Realmente, estava fatigado, precisava dormir. Quando ia a voltar para casa, perguntei a mim mesmo se

ele iria sozinho, àquela hora, e deu-me vontade de acompanhá-lo de longe, até certo ponto. Ainda o

apanhei na Rua dos Ciganos. Ia devagar, com a bengala debaixo do braço, e as mãos ora atrás, ora nas

algibeiras das calças. Atravessou o Campo da Aclamação, enfiou pela Rua de S. Pedro e meteu-se pelo

Aterrado acima. Eu, no Campo, quis voltar, mas a curiosidade fez-me ir andando também. Quem sabe se

esse erradio não teria pouso certo de amores escondidos? Não gostei desta reflexão, e quis punir-me

desandando; mas a curiosidade levara-me o sono e dava-me vigor às pernas. Fui andando atrás do

Elisiário. Chegamos assim à ponte do Aterrado, enfiamos por ela, desembocamos na Rua de S. Cristóvão.

Ele algumas vezes parava, ou para acender um charuto, ou para nada. Tudo deserto, uma ou outra

patrulha, algum tílburi, raro, a passo cochilado, tudo deserto e longo. Assim chegamos ao cais da

Igrejinha. Junto ao cais dormiam os botes que, durante o dia, conduziam gente para o Saco do Alferes.
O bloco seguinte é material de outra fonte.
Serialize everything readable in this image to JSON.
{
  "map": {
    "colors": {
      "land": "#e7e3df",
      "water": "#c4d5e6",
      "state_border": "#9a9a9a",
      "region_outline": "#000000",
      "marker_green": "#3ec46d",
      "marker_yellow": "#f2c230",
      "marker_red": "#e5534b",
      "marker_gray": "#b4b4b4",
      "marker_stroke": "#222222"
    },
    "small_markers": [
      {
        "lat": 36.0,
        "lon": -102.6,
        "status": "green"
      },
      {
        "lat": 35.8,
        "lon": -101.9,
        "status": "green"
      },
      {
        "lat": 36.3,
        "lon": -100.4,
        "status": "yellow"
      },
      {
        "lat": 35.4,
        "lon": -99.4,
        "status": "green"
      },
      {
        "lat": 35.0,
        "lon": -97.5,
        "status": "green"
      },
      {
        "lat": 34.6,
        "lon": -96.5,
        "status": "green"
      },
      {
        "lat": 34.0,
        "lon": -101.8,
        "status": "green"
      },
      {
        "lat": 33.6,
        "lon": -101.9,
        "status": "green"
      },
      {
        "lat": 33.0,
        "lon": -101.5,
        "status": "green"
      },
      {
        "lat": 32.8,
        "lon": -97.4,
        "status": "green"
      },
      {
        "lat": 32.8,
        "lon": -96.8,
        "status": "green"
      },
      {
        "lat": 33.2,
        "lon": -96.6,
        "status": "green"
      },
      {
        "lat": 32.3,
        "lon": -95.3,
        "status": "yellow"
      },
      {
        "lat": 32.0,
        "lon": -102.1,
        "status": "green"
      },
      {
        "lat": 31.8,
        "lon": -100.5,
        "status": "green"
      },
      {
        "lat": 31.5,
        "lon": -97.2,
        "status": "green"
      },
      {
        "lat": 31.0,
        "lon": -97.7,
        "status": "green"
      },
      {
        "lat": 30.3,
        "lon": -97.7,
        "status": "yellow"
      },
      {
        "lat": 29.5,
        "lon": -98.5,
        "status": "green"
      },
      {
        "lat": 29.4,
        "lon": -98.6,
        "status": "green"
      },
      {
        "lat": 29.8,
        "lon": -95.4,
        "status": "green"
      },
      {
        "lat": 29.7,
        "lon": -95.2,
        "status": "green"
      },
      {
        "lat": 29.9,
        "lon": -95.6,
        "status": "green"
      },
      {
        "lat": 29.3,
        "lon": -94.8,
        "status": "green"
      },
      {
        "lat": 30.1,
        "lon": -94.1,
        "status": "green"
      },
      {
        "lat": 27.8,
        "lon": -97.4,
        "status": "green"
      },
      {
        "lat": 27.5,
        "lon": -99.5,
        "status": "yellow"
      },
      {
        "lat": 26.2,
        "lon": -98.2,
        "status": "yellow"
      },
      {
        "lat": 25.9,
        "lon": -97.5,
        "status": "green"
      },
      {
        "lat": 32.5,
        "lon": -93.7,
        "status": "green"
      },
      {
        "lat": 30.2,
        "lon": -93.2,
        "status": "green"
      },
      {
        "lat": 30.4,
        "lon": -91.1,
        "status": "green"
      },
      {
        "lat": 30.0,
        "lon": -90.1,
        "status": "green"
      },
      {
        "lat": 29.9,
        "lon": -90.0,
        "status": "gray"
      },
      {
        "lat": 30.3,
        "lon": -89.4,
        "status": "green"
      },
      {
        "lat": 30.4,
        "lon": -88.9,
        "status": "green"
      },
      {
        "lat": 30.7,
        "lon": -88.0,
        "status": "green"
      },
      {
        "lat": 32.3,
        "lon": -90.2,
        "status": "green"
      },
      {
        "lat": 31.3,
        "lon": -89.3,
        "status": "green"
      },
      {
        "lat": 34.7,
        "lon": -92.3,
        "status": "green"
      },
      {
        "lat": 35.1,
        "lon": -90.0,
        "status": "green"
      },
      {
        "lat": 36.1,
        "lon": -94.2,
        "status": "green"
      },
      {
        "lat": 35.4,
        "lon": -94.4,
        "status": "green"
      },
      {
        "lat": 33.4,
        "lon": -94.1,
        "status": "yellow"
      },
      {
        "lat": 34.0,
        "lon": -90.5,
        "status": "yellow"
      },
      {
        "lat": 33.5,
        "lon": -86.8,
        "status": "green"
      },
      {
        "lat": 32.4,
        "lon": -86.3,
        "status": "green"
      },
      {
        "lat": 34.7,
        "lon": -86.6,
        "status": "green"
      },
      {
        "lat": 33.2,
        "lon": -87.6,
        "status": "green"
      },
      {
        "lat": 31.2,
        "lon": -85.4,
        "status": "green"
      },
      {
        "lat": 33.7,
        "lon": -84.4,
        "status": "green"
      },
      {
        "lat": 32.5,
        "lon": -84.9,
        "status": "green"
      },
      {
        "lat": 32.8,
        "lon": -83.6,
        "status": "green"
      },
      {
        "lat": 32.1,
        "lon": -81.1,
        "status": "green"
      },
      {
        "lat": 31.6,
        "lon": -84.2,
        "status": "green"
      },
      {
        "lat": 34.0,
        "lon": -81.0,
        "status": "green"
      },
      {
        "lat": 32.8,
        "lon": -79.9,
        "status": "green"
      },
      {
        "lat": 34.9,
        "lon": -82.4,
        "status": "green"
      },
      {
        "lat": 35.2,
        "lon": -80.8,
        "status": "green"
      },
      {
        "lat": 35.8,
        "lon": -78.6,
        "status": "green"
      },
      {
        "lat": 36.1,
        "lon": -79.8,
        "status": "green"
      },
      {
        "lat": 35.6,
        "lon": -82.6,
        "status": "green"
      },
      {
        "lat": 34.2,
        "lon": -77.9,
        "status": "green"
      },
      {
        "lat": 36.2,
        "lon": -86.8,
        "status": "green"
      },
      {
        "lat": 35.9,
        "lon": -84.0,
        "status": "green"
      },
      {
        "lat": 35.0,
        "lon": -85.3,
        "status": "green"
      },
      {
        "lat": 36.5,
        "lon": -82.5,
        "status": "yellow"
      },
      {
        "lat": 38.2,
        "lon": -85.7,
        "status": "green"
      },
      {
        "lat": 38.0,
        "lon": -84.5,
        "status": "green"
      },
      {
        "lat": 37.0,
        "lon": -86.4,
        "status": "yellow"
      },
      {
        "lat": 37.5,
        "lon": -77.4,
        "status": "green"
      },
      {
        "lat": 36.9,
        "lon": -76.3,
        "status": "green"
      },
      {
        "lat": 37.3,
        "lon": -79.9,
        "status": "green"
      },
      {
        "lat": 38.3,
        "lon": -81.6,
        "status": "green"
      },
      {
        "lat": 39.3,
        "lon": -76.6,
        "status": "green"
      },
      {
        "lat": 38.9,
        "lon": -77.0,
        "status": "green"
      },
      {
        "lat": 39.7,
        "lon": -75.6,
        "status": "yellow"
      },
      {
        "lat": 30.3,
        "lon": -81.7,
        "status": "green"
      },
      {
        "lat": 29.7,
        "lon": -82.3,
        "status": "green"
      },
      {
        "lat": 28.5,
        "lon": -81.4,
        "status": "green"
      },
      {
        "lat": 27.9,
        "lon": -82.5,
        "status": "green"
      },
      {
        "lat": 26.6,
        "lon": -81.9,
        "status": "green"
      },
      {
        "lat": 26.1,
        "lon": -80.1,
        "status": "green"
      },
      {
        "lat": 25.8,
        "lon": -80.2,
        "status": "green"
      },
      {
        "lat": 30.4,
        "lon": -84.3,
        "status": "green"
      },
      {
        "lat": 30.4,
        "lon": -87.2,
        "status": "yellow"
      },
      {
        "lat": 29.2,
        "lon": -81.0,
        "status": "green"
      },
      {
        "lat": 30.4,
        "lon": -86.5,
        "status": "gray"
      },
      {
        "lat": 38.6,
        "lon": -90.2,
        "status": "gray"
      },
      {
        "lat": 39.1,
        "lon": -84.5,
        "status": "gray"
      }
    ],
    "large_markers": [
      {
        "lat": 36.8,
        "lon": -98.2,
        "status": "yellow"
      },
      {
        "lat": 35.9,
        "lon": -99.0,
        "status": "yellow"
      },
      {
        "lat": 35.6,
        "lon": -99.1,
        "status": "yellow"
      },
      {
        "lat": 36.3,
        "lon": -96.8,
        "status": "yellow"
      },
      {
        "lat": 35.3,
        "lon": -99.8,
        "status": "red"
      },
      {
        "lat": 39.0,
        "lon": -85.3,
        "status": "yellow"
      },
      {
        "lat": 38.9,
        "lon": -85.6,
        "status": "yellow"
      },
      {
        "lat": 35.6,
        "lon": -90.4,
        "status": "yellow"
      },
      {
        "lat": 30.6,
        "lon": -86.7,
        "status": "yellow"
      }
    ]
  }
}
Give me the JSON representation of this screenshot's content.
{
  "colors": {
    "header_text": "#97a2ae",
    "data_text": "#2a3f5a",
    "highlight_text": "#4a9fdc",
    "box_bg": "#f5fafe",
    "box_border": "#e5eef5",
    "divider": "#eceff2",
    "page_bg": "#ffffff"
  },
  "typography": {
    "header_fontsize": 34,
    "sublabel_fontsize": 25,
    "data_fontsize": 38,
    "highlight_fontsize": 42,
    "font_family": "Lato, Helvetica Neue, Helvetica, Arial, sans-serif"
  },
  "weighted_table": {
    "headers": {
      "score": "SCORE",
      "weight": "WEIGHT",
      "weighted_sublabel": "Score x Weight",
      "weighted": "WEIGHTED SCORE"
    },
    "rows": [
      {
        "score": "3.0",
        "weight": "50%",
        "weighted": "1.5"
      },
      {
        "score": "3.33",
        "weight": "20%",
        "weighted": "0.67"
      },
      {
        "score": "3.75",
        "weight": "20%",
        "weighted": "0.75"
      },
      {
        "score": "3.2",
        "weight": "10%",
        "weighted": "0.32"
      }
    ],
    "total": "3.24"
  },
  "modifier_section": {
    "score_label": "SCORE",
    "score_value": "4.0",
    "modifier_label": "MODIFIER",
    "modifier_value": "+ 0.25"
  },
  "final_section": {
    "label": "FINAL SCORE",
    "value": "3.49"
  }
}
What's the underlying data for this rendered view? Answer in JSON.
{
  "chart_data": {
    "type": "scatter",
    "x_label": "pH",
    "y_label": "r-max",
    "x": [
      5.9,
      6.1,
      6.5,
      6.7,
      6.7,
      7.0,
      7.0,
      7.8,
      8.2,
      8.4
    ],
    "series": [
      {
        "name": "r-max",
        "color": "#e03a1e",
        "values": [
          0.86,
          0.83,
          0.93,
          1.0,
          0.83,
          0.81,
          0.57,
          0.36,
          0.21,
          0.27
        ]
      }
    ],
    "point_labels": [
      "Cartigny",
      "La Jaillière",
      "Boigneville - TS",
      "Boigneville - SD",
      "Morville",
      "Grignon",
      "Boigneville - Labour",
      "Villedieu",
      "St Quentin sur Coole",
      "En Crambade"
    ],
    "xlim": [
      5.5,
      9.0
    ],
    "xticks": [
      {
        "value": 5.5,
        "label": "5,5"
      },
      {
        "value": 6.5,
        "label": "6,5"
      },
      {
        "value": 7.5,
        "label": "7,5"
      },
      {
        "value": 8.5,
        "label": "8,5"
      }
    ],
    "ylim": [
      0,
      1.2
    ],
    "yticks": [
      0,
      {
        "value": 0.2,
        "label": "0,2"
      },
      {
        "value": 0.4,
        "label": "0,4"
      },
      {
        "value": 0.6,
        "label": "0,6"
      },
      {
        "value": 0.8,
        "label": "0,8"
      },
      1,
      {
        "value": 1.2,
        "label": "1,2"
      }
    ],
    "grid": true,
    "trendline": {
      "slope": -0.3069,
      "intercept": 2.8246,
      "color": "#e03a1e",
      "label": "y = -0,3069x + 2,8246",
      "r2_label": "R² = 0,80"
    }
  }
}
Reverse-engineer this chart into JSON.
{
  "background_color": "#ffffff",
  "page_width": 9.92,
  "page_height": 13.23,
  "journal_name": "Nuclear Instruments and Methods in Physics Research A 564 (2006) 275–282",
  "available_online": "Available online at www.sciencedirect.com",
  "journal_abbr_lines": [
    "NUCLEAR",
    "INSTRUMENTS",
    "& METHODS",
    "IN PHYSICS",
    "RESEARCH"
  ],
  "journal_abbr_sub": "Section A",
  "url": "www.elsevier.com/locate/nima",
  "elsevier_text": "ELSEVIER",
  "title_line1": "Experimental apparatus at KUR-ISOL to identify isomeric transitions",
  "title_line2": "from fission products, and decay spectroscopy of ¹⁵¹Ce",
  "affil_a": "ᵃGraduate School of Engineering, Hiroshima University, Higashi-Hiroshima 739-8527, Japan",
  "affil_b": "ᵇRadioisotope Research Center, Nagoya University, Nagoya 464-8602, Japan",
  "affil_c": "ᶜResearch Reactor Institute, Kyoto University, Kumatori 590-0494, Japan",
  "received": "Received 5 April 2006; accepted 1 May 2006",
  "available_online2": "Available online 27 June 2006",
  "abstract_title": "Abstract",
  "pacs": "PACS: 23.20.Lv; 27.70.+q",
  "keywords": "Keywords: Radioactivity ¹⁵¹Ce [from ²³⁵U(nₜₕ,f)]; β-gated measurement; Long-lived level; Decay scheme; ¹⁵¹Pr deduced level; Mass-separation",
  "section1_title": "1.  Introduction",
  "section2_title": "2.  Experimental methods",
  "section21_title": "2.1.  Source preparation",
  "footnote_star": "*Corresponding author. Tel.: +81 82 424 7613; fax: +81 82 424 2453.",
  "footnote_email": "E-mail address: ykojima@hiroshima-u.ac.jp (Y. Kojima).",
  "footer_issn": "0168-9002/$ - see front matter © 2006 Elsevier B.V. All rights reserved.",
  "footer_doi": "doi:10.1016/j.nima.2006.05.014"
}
Maré frouxa, apenas o ressonar manso da água. Após alguns minutos, quando me pareceu que ia voltar

pelo mesmo caminho, acordou os remadores de um bote, que de acaso ali dormiam, e propôs-lhes levá-lo

à cidade. Não sei quanto ofereceu; vi que, depois de alguma relutância, aceitaram a proposta.

Elisiário entrou no bote, que se afastou logo, os remos feriram a água, e lá se perdeu na noite e no mar o

meu professor de latim e explicador de matemáticas. Também eu me achei perdido, longe da cidade e

exausto. Valeu-me um tílburi, que atravessava o Campo de S. Cristóvão, tão cansado como eu, mas

piedoso e necessitado.

— Você não quis ir comigo anteontem a São Cristóvão? Não sabe o que perdeu; a noite estava linda, o

passeio foi muito agradável. Chegando ao cais da Igrejinha meti-me num bote e vim desembarcar no Saco

do Alferes. Era um bom pedaço até a casa; fiquei numa hospedaria do Campo de Sant'Ana. Fui atacado

por um cachorro, no caminho do Saco, e por dous na Rua de S. Diogo, mas não senti as pulgas da

hospedaria, porque dormi como um justo. E você que fez?

— Eu?

Não querendo mentir, se ele me tivesse pressentido, nem confessar que o acompanhara de longe, respondi

sumariamente:

— Eu? Eu também dormi como urn justo.

Justus, justa, justum.

Estávamos na casa da Rua do Lavradio.